Arlington school district officials reached a settlement on a million dollar lawsuit against the company that invented grasslike artificial turf.

Earlier this month, the district filed a lawsuit in a Tarrant County district court against FieldTurf USA Inc., and FieldTurf Tarkett USA Holdings, Inc. for artificial turf installed in 2007 at Sam Houston High School’s Wilemon Field and Lamar High School’s Cravens Field.

The lawsuit for over a $1 million stated the “XM-60” artificial grass fields the company supplied “proved to be defective and failed” as early as 2010, which the company “admitted in writing” yet “failed and refused to repair...,” the suit stated.

School trustees voted 6-0 late Thursday to move forward with a settlement agreement where FieldTurf would have to replace the two fields with high-grade “Revolution” fields.

Trustee John Hibbs was absent, and district officials declined to comment citing a no disclosure agreement as a part of the settlement.

“There is a confidentiality agreement that we cannot say anything,” school district attorney Heather Castillo said.

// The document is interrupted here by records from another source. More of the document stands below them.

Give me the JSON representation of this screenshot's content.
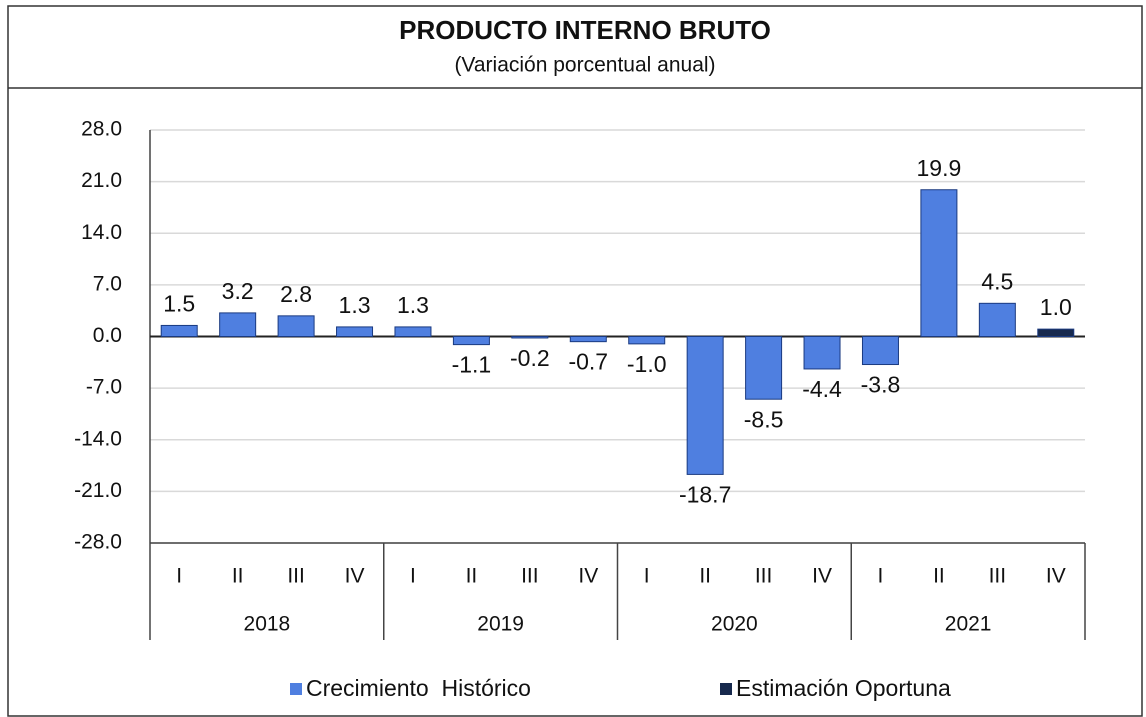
{
  "chart_data": {
    "type": "bar",
    "title": "Producto Interno Bruto",
    "subtitle": "(Variación porcentual anual)",
    "categories": [
      "I",
      "II",
      "III",
      "IV",
      "I",
      "II",
      "III",
      "IV",
      "I",
      "II",
      "III",
      "IV",
      "I",
      "II",
      "III",
      "IV"
    ],
    "groups": [
      "2018",
      "2019",
      "2020",
      "2021"
    ],
    "series": [
      {
        "name": "Crecimiento  Histórico",
        "color": "#4f7fe0",
        "values": [
          1.5,
          3.2,
          2.8,
          1.3,
          1.3,
          -1.1,
          -0.2,
          -0.7,
          -1.0,
          -18.7,
          -8.5,
          -4.4,
          -3.8,
          19.9,
          4.5,
          null
        ],
        "value_labels": [
          "1.5",
          "3.2",
          "2.8",
          "1.3",
          "1.3",
          "-1.1",
          "-0.2",
          "-0.7",
          "-1.0",
          "-18.7",
          "-8.5",
          "-4.4",
          "-3.8",
          "19.9",
          "4.5",
          null
        ]
      },
      {
        "name": "Estimación Oportuna",
        "color": "#17294d",
        "values": [
          null,
          null,
          null,
          null,
          null,
          null,
          null,
          null,
          null,
          null,
          null,
          null,
          null,
          null,
          null,
          1.0
        ],
        "value_labels": [
          null,
          null,
          null,
          null,
          null,
          null,
          null,
          null,
          null,
          null,
          null,
          null,
          null,
          null,
          null,
          "1.0"
        ]
      }
    ],
    "ylim": [
      -28,
      28
    ],
    "yticks": [
      {
        "value": 28,
        "label": "28.0"
      },
      {
        "value": 21,
        "label": "21.0"
      },
      {
        "value": 14,
        "label": "14.0"
      },
      {
        "value": 7,
        "label": "7.0"
      },
      {
        "value": 0,
        "label": "0.0"
      },
      {
        "value": -7,
        "label": "-7.0"
      },
      {
        "value": -14,
        "label": "-14.0"
      },
      {
        "value": -21,
        "label": "-21.0"
      },
      {
        "value": -28,
        "label": "-28.0"
      }
    ],
    "grid": true,
    "legend": "bottom"
  }
}
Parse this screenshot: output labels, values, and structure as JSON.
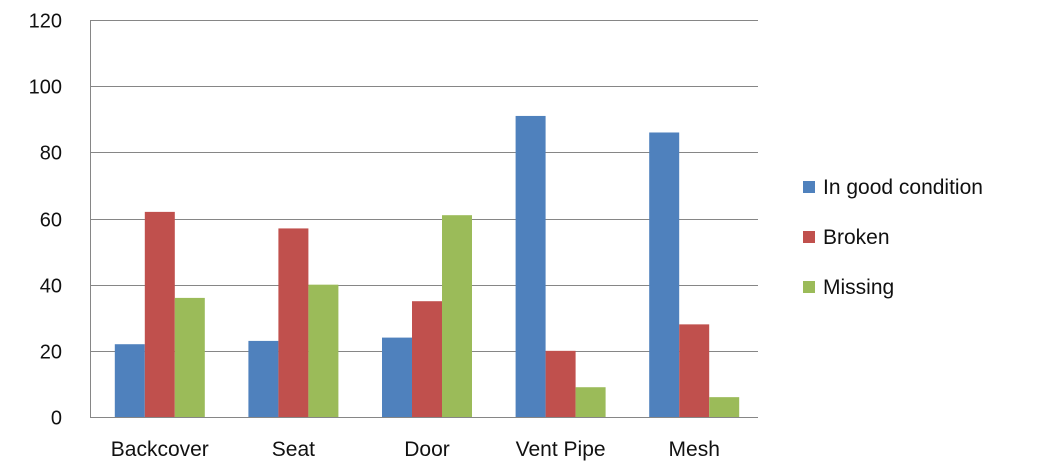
{
  "chart_data": {
    "type": "bar",
    "title": "",
    "xlabel": "",
    "ylabel": "",
    "categories": [
      "Backcover",
      "Seat",
      "Door",
      "Vent Pipe",
      "Mesh"
    ],
    "series": [
      {
        "name": "In good condition",
        "values": [
          22,
          23,
          24,
          91,
          86
        ],
        "color": "#4F81BD"
      },
      {
        "name": "Broken",
        "values": [
          62,
          57,
          35,
          20,
          28
        ],
        "color": "#C0504D"
      },
      {
        "name": "Missing",
        "values": [
          36,
          40,
          61,
          9,
          6
        ],
        "color": "#9BBB59"
      }
    ],
    "ylim": [
      0,
      120
    ],
    "yticks": [
      0,
      20,
      40,
      60,
      80,
      100,
      120
    ],
    "grid": true,
    "legend_position": "right"
  }
}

“This is a settlement between FieldTurf and Arlington that we cannot comment on at any point, said Darren Gill, global marketing vice president for FieldTurf.

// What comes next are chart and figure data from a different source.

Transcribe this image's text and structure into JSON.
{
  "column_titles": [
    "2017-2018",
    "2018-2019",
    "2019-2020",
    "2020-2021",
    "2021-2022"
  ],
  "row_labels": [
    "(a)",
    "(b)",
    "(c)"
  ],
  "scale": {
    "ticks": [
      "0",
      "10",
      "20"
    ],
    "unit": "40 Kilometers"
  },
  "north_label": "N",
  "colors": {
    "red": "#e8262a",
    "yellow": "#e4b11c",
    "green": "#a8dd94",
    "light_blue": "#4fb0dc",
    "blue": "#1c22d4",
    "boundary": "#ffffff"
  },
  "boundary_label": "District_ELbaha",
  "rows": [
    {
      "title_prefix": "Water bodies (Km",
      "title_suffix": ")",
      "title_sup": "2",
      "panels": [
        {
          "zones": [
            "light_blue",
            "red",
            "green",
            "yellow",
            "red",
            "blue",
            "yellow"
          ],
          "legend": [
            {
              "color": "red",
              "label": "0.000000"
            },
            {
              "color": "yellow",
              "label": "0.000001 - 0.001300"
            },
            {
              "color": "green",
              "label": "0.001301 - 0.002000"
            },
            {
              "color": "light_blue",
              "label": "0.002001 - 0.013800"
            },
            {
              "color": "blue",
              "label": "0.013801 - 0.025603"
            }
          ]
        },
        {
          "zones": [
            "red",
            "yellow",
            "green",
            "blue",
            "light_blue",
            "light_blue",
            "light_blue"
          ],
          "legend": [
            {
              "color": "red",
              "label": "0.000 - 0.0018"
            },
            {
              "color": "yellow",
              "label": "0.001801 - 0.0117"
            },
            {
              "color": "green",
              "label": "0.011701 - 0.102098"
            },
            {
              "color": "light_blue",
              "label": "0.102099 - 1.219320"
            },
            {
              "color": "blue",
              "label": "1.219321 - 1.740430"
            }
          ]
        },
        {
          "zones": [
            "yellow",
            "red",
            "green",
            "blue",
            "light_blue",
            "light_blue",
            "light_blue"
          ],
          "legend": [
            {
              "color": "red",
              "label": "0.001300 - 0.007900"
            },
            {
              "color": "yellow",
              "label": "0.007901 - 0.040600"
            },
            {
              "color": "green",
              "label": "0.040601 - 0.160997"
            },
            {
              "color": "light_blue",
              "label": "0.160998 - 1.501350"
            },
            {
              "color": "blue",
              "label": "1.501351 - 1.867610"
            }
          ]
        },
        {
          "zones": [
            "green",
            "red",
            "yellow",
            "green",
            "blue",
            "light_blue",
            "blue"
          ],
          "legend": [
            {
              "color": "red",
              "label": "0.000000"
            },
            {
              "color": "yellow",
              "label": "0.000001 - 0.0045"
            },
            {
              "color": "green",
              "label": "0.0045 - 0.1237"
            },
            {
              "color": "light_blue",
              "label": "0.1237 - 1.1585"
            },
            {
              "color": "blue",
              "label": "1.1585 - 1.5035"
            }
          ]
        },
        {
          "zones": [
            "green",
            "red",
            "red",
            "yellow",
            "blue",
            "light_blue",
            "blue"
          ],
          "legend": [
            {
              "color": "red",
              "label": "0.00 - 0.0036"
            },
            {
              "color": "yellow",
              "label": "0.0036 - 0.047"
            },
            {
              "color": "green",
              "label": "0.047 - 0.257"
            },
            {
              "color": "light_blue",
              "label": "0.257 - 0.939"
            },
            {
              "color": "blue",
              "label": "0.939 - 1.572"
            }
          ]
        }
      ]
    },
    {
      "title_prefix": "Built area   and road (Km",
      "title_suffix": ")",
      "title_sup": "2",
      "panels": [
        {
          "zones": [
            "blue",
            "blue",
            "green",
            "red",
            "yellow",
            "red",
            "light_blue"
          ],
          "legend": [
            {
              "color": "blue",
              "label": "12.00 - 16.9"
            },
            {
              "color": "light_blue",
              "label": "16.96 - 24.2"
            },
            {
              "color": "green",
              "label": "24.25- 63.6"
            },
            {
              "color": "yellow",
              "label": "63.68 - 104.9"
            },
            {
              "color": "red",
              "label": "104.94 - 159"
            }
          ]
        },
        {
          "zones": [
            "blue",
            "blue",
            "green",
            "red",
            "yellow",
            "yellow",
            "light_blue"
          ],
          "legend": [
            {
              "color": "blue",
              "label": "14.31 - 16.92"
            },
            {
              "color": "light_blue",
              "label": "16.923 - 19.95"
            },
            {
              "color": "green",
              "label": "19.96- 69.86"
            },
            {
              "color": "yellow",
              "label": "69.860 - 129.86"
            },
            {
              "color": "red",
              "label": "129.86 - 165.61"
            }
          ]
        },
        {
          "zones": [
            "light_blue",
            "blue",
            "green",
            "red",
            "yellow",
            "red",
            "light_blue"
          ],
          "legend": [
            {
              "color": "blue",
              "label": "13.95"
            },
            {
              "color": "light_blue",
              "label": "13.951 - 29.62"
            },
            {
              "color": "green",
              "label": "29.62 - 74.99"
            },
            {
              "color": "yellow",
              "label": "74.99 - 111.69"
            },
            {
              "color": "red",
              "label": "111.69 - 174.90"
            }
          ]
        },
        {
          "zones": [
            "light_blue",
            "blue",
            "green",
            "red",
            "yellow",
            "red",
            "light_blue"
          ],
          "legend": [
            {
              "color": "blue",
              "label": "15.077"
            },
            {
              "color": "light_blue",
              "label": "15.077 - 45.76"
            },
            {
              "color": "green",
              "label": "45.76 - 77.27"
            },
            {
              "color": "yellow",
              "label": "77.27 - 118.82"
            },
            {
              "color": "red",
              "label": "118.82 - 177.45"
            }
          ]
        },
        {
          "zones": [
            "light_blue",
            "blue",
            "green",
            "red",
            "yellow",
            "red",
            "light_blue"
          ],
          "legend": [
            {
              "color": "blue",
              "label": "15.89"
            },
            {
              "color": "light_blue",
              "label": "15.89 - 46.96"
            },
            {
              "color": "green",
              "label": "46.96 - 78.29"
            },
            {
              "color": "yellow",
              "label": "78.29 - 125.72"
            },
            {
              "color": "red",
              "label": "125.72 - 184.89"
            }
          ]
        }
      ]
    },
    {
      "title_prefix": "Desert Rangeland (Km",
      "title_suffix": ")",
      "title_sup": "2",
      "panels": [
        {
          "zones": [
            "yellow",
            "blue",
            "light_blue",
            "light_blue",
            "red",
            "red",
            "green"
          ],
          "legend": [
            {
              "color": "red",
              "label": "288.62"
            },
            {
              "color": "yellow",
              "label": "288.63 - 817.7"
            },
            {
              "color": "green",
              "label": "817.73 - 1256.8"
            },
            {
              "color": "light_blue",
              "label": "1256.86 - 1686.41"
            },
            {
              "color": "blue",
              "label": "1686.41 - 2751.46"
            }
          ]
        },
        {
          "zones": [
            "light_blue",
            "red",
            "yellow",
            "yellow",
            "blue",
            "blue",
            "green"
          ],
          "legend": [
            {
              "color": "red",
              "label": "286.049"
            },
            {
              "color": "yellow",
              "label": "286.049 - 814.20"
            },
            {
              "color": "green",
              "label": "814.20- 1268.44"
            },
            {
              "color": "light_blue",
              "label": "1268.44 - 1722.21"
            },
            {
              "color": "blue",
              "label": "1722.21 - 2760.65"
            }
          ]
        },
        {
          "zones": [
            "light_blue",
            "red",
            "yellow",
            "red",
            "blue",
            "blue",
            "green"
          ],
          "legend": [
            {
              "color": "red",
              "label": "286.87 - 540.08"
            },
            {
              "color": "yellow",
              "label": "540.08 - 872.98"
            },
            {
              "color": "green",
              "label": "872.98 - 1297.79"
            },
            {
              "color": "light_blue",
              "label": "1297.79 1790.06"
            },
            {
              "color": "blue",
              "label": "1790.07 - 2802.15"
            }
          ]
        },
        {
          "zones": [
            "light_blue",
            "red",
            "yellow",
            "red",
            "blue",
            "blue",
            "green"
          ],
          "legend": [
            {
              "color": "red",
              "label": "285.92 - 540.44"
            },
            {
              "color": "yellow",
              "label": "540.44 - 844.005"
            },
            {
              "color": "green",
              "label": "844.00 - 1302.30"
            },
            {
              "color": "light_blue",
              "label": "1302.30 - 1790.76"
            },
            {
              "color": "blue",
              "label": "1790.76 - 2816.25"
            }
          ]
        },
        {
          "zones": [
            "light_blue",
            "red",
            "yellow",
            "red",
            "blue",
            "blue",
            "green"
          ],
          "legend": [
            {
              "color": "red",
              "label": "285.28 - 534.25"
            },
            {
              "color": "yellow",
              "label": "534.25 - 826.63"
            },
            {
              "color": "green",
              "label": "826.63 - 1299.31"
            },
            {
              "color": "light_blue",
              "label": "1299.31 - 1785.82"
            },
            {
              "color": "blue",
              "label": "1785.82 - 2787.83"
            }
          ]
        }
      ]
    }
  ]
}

The company invented a type of artificial grass-like turf with three layers of silica sand and rubber between the fibers to provide “softness on impact.”

According to the settlement agreement obtained by the Star-Telegram through open records, the district will pay $280,000 for the replacement of the current fields and installation of top-of-the-line products.

“Subject to timely execution of this agreement and receipt of all necessary approvals by the approvals deadline...FieldTurf shall achieve substantial completion of the Revolution Fields by August 1, 2014,” the settlement states.

The district previously paid $1.5 million for the installation of the old fields. Value of the new fields could not be determined based on information on the company’s website. Officials with the company, because of the confidentiality agreement, also would not talk.

Along with the fields the district is set to receive an eight year warranty on each, and two years of free maintenance, according to the settlement.

According to FieldTurf’s website, maintenance is about $5,000 a year.

The work will begin as soon as the district sends the artificial turf company results of a test done on its existing “base stone” that serves as a drain between the turf and dirt. The test was to be completed by Friday to confirm its performance and functionality.

The district’s attorney could not comment on the results of the test.